Da diversi anni i sindaci amano assumere anche il ruolo di assessori alla cultura.
Cosa significa? Che la cultura è più valorizzata e tenuta in conto?
No, al contrario.
Significa che la cultura è sempre meno libera, che dipende sempre di più da un sistema che mira a renderla solo contorno e vetrina. Oltre che controllo.
La cultura diventata sempre di più propaganda e mediatica, raramente è gestita da personaggi preparati che stimolano le attività culturali e artistiche autonome diffuse nelle città, o coordinano le varie iniziative attraverso strutture adeguate alla libera espressione. Men che meno si salvaguardano i beni culturali, se non in funzione turistica.
Infatti cosa sono la gran parte degli assessorati alla cultura, se non camuffamenti di assessorato al turismo?
Che il sindaco, con tutto il daffare che ha, si prenda anche l'incarico della cultura così "mediatica", mostra di cosa soprattutto si può occupare il suo assessorato: della sua immagine e di quella della città nel senso più superficiale del termine; della protezione degli enti e delle strutture esistenti, che non operano affatto per valorizzare gli artisti o le opere originali o i beni culturali, ma piuttosto tendono a rafforzare lo status quo.
In questo contesto, dico per inciso, dove la cultura si associa sempre più alla propaganda e al mantenimento del potere, chi cerca di creare qualcosa di originale è visto negativamente, e controllato a vista. Di solito, se gli va bene, viene umiliato variamente. Scartato. Considerato eversivo! Per questo gli artisti chiamati e lodati sono quelli "famosi", che vuol dire anche "sicuri", sia a livello ideologico che economico, e i beni culturali protetti sono quelli "storici", assodati e turistici.
Nell'accorpamento sindaco-assessore alla cultura si va in direzione opposta alla democrazia, alla varietà, al dissenso.
Che è il sale e il pepe della cultura.
Banalmente poi: si cerca di evitare che altri stia sui media per eventi manifestazioni, generalmente cose belle, che danno prestigio. Quante volte è capitato che l'assessore alla cultura che ha saputo ben spendere la sua immagine - magari con vari filmetti sui social - è diventato poi anche sindaco?

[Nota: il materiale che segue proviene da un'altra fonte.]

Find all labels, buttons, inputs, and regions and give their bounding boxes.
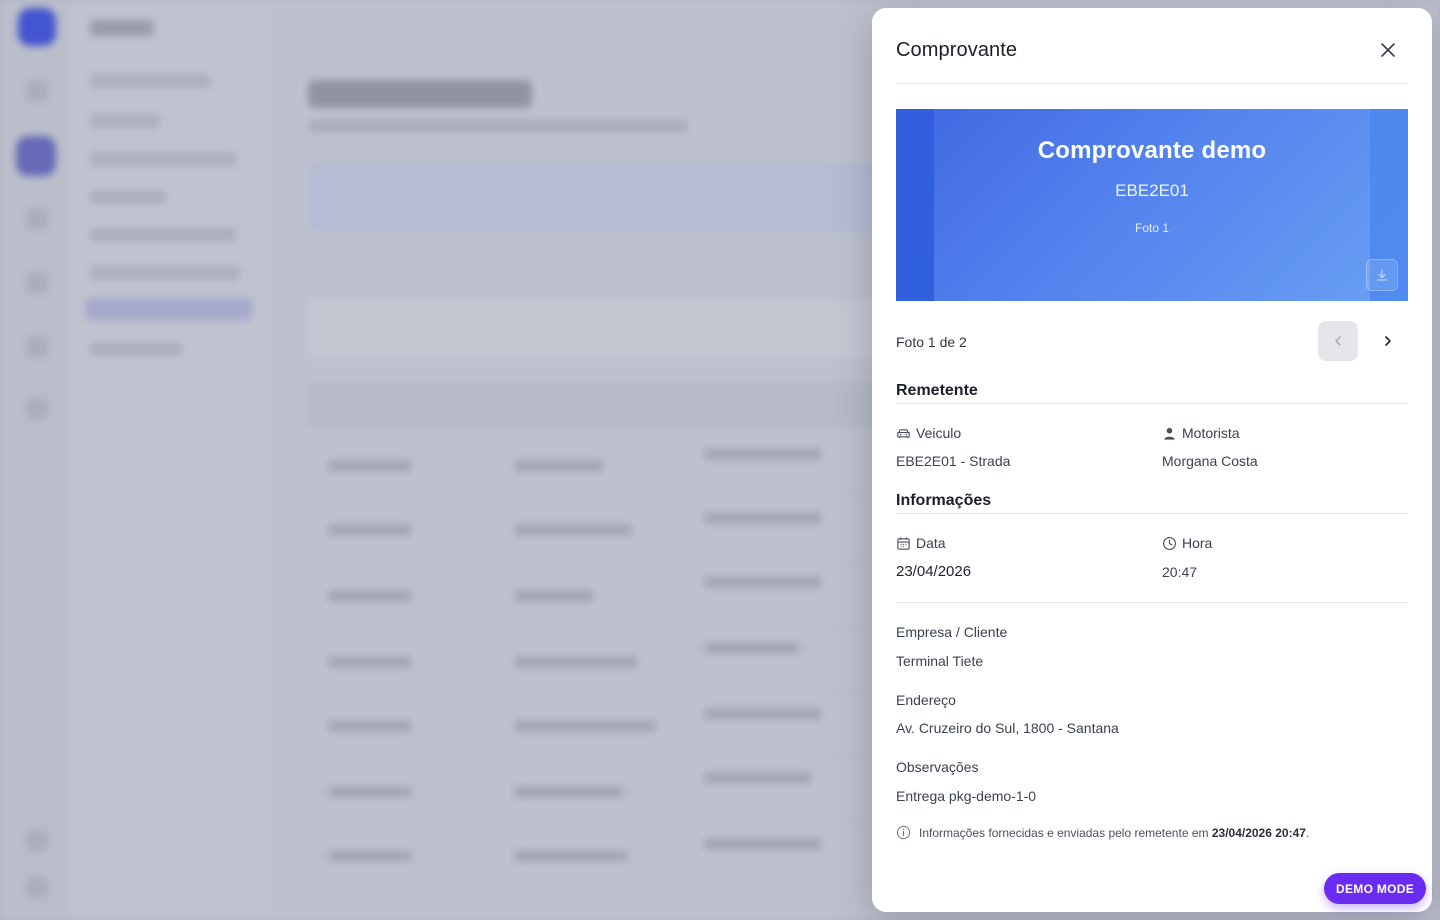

Il sindaco che è anche assessore alla cultura riflette questi nostri tempi culturalmente affogati, dove si assiste al concertone in piazza di fine estate o alla sagra della birra o del mangiare (lo street-food!) travestito da festival di qualcosa. Che porta un sacco di soldi. Gente. Numeri. Oppure dove si mette in mostra qualche direttore o direttora di teatro di sicura fede che snocciola il programma della stagione con i soliti "nomoni".
Insomma la diffusione del sindaco assessore alla cultura è un'altra spia di questi tempi dove le idee originali e creative non trovano spazio (a tal punto che nemmeno le vuole più nessuno, anzi sono considerate un'offesa!), dove gli artisti, i poeti, gli uomini di cultura e ricercatori vari che non sono allineati non entrano nei circuiti ufficiali se non si piegano alle regole del gioco.